Are the costs of lawyers attending case management meetings recoverable?

CLG Blog 15Mar24

In Hadley v Przybylo [2024] EWCA Civ 250, the Court of Appeal considered the following question: “is the cost of a fee earner’s attendance at rehabilitation case management meetings irrecoverable in law as costs in the litigation?” [3].

Hadley was a serious brain injury claim arising from a road traffic accident and C was a protected party.  C had been in hospital and rehabilitation facilities (gradually less intensive) for over 2 years after the accident.  Thereafter, C continued to receive care and therapies subject to supervision by a case manager.  By the time of the Court of Appeal hearing, the case had settled subject to court approval for a PPO of £170,000 pa for care and case management plus a lump sum of £5.6m.  The care envisaged in the settlement was 24 hours per day including sleeping night care.  Costs remained outstanding so the appeal was not academic.

C’s costs budget included estimated costs of £68,400 for C’s solicitor to attend the regular case management meetings with medical and other professionals, meetings concerned with C’s medical and rehabilitation needs.  Total costs including incurred under this head were over £130,000.

At first instance, Master McCloud held such costs did not progress the litigation and so were irrecoverable in principle.  The Master acknowledged that there could be recoverable costs liaising with case manager or carer (obtaining documents for disclosure or information for a witness statement, for example) but concluded that attendance at meetings with a clinical purpose were in a different category.

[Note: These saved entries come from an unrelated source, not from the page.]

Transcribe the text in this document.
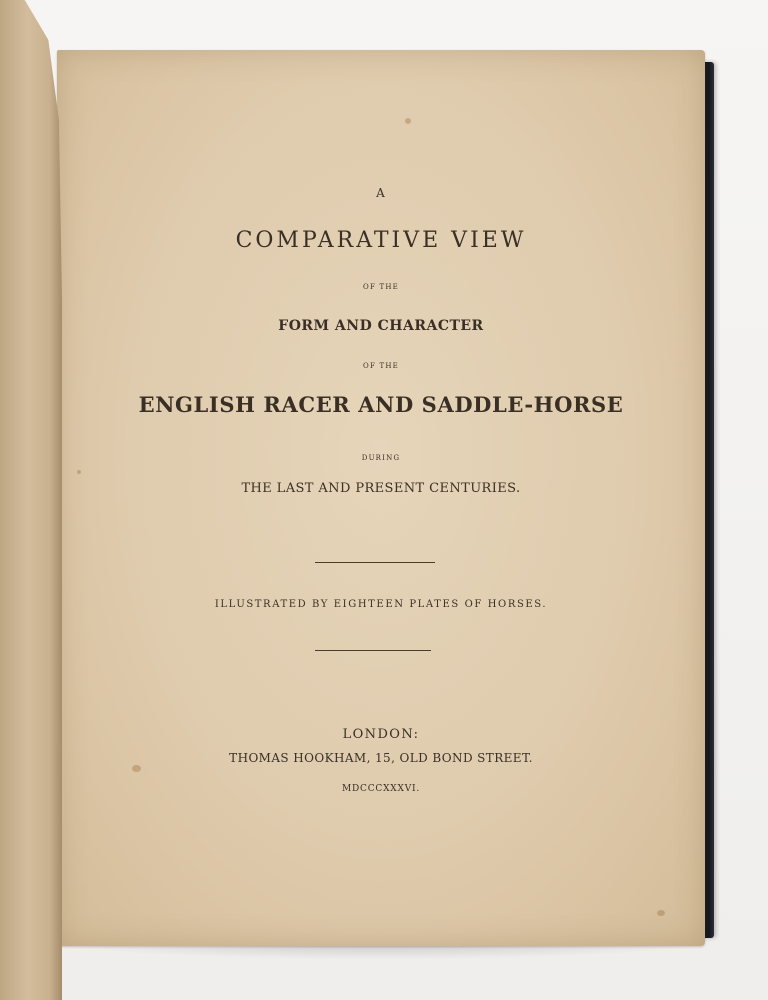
A
COMPARATIVE VIEW
OF THE
FORM AND CHARACTER
OF THE
ENGLISH RACER AND SADDLE-HORSE
DURING
THE LAST AND PRESENT CENTURIES.
ILLUSTRATED BY EIGHTEEN PLATES OF HORSES.
LONDON:
THOMAS HOOKHAM, 15, OLD BOND STREET.
MDCCCXXXVI.
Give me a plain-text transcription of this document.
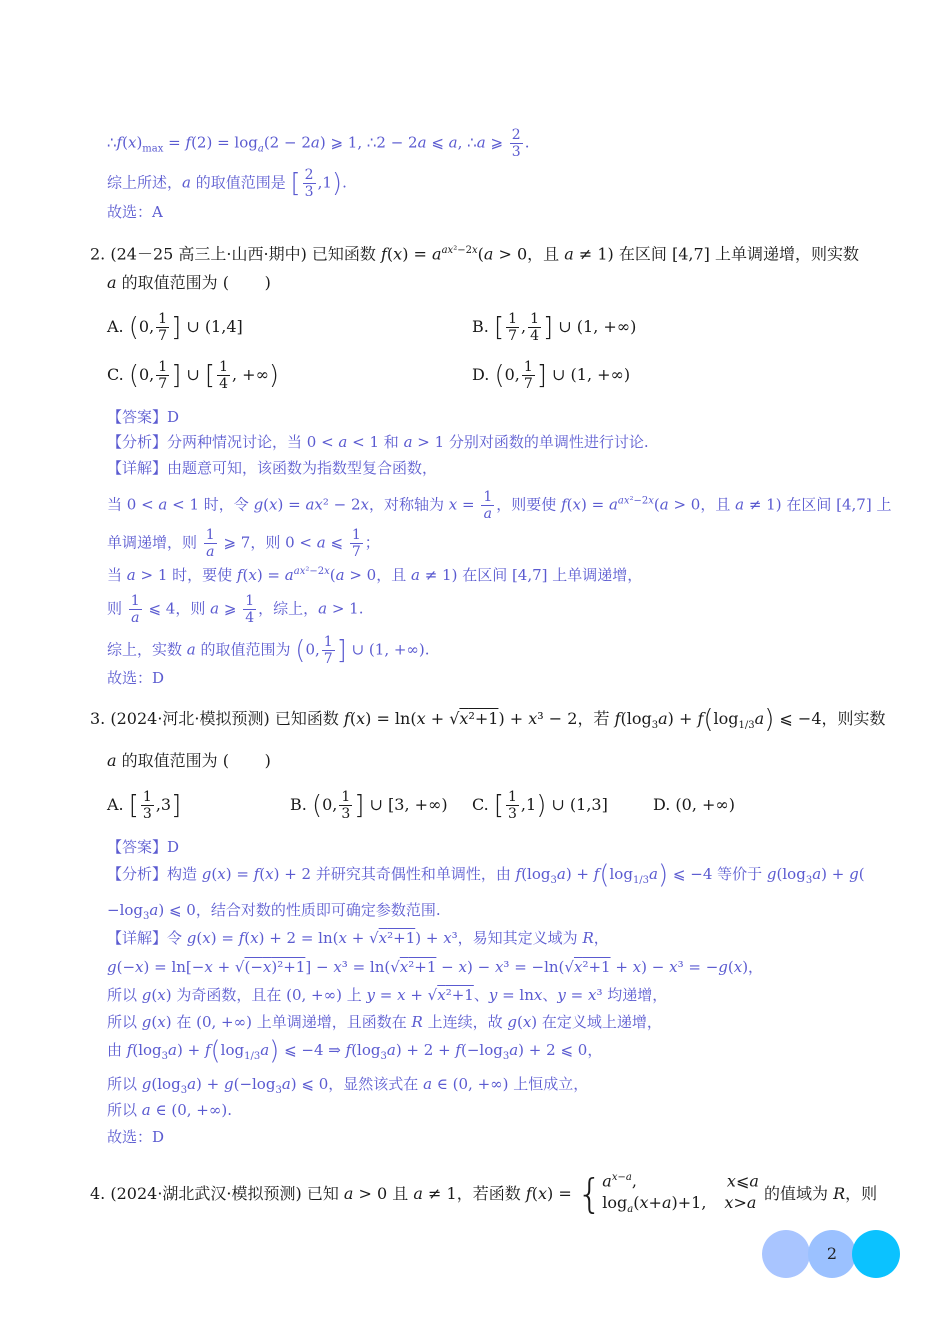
$\therefore f(x)_{max} = f(2) = \log_a(2 - 2a)$ ⩾ 1, ∴2 − 2a ⩽ a, ∴a ⩾ $\frac{2}{3}$ .
综上所述，a 的取值范围是 [ $\frac{2}{3} ,1$).
故选：A
2. (24－25 高三上·山西·期中) 已知函数 $f(x) = a^{ax^2-2x}(a > 0$，且 a ≠ 1) 在区间 [4,7] 上单调递增，则实数
a 的取值范围为 (       )
A. (0, $\frac{1}{7}$ ] ∪ (1,4]	B. [ $\frac{1}{7}$ , $\frac{1}{4}$ ] ∪ (1, +∞)
C. (0, $\frac{1}{7}$ ] ∪ [ $\frac{1}{4}$ , +∞)	D. (0, $\frac{1}{7}$ ] ∪ (1, +∞)
【答案】D
【分析】分两种情况讨论，当 0 < a < 1 和 a > 1 分别对函数的单调性进行讨论.
【详解】由题意可知，该函数为指数型复合函数，
当 0 < a < 1 时，令 g(x) = ax² − 2x，对称轴为 $x = \frac{1}{a}$ ，则要使 $f(x) = a^{ax^2-2x}(a > 0$，且 a ≠ 1) 在区间 [4,7] 上
单调递增，则 $\frac{1}{a}$ ⩾ 7，则 0 < a ⩽ $\frac{1}{7}$ ；
当 a > 1 时，要使 $f(x) = a^{ax^2-2x}(a > 0$，且 a ≠ 1) 在区间 [4,7] 上单调递增，
则 $\frac{1}{a}$ ⩽ 4，则 a ⩾ $\frac{1}{4}$ ，综上，a > 1.
综上，实数 a 的取值范围为 (0, $\frac{1}{7}$ ] ∪ (1, +∞).
故选：D
3. (2024·河北·模拟预测) 已知函数 f(x) = ln(x + √x²+1) + x³ − 2，若 $f(\log_3a) + f(\log_{1/3}a)$ ⩽ −4，则实数
a 的取值范围为 (       )
A. [ $\frac{1}{3} ,3$]	B. (0, $\frac{1}{3}$ ] ∪ [3, +∞) C. [ $\frac{1}{3} ,1$) ∪ (1,3]	D. (0, +∞)
【答案】D
【分析】构造 g(x) = f(x) + 2 并研究其奇偶性和单调性，由 $f(\log_3a) + f(\log_{1/3}a)$ ⩽ −4 等价于 $g(\log_3a) + g$(
$-\log_3a$) ⩽ 0，结合对数的性质即可确定参数范围.
【详解】令 g(x) = f(x) + 2 = ln(x + √x²+1) + x³，易知其定义域为 R，
g(−x) = ln[−x + √(−x)²+1] − x³ = ln(√x²+1 − x) − x³ = −ln(√x²+1 + x) − x³ = −g(x)，
所以 g(x) 为奇函数，且在 (0, +∞) 上 y = x + √x²+1、y = lnx、y = x³ 均递增，
所以 g(x) 在 (0, +∞) 上单调递增，且函数在 R 上连续，故 g(x) 在定义域上递增，
由 $f(\log_3a) + f(\log_{1/3}a)$ ⩽ −4 ⇒ $f(\log_3a) + 2 + f(-\log_3a) + 2$ ⩽ 0，
所以 $g(\log_3a) + g(-\log_3a)$ ⩽ 0，显然该式在 a ∈ (0, +∞) 上恒成立，
所以 a ∈ (0, +∞).
故选：D
4. (2024·湖北武汉·模拟预测) 已知 a > 0 且 a ≠ 1，若函数 f(x) = { $a^{x-a}$,	x⩽a
$\log_a(x+a)+1$, x>a
的值域为 R，则
2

The Court of Appeal allowed C’s appeal against the decision of principle.  The grounds were essentially as follows:

  • Section 51 of the Senior Courts Act 1981 allows a party to recover “costs of and incidental to the proceedings” and confers a broad discretion [47].
  • The broad limits of recoverability are as stated in In re Gibson’s Settlement Trusts [1981] Ch 179.  The costs must relate to something which (i) proved of use and service in the action, (ii) was relevant to an issue, and (iii) was attributed to the defendant’s conduct (i.e. the tort): [38] and [47].
  • The Master’s test (whether work was “progressive” of the litigation or “non-progressive”) was not helpful and might exclude some costs which fall within the statutory words “incidental to the proceedings” [50].
  • Whether a claimed item of costs is recoverable will always depend on all the circumstances so it is unusual and unwise to try to set universal guidelines [47].
  • D accepted that in principle “the role of a legal representative litigating a personal injury claim can be said reasonably to include costs for the purposes of furthering the claimant’s rehabilitation needs” [53].  This accorded with the approach in the Serious Injury Guide and in the Rehabilitation Code.  Rehabilitation was for the benefit of C but also of D (in optimising the outcome and therefore potentially reducing future losses and expenses.)  So C’s solicitor in engaging with the clinical case management meetings or multi-disciplinary team meetings was not necessarily outside the scope of “costs of and incidental to the proceedings” [56-58].
  • The Court of Appeal also held that where such costs are claimed, “Issues and Statements of Case” is the correct phase in which to identify them: [25].

So far so good for C.  But the Court of Appeal was keen to stress that it would be wrong for a claimant’s solicitor to assume that “routine attendance at such meetings will always be recoverable.  It will always depend on the facts” [47].  The costs claimed in the instant case “seem very high” [60] observed the court and were “plainly open to challenge” [61].  The Court of Appeal certainly did not give carte blanche to solicitors to attend such meetings as a matter of course.  

As the Court of Appeal eschewed general guidance, we do not seek to give such here. Some points do appear, however.  There was acceptance by C that attendance in the earlier stages when the scope and nature of the rehabilitation is being fixed will be easier to justify than attendance later on when the machine has already been set in motion [60].  Recovery of costs will be far from automatic, so the solicitor will have to ask whether attendance at any given meeting will prove of real use and service in ensuring that an appropriate rehabilitation regime is put in place or enabled to continue.  The use may lie in ensuring enough case management and rehabilitation but equally in avoiding excessive input, since that may lead to C failing to recover past expenses in full as in Loughlin v Singh [2013] EWHC 1641(QB).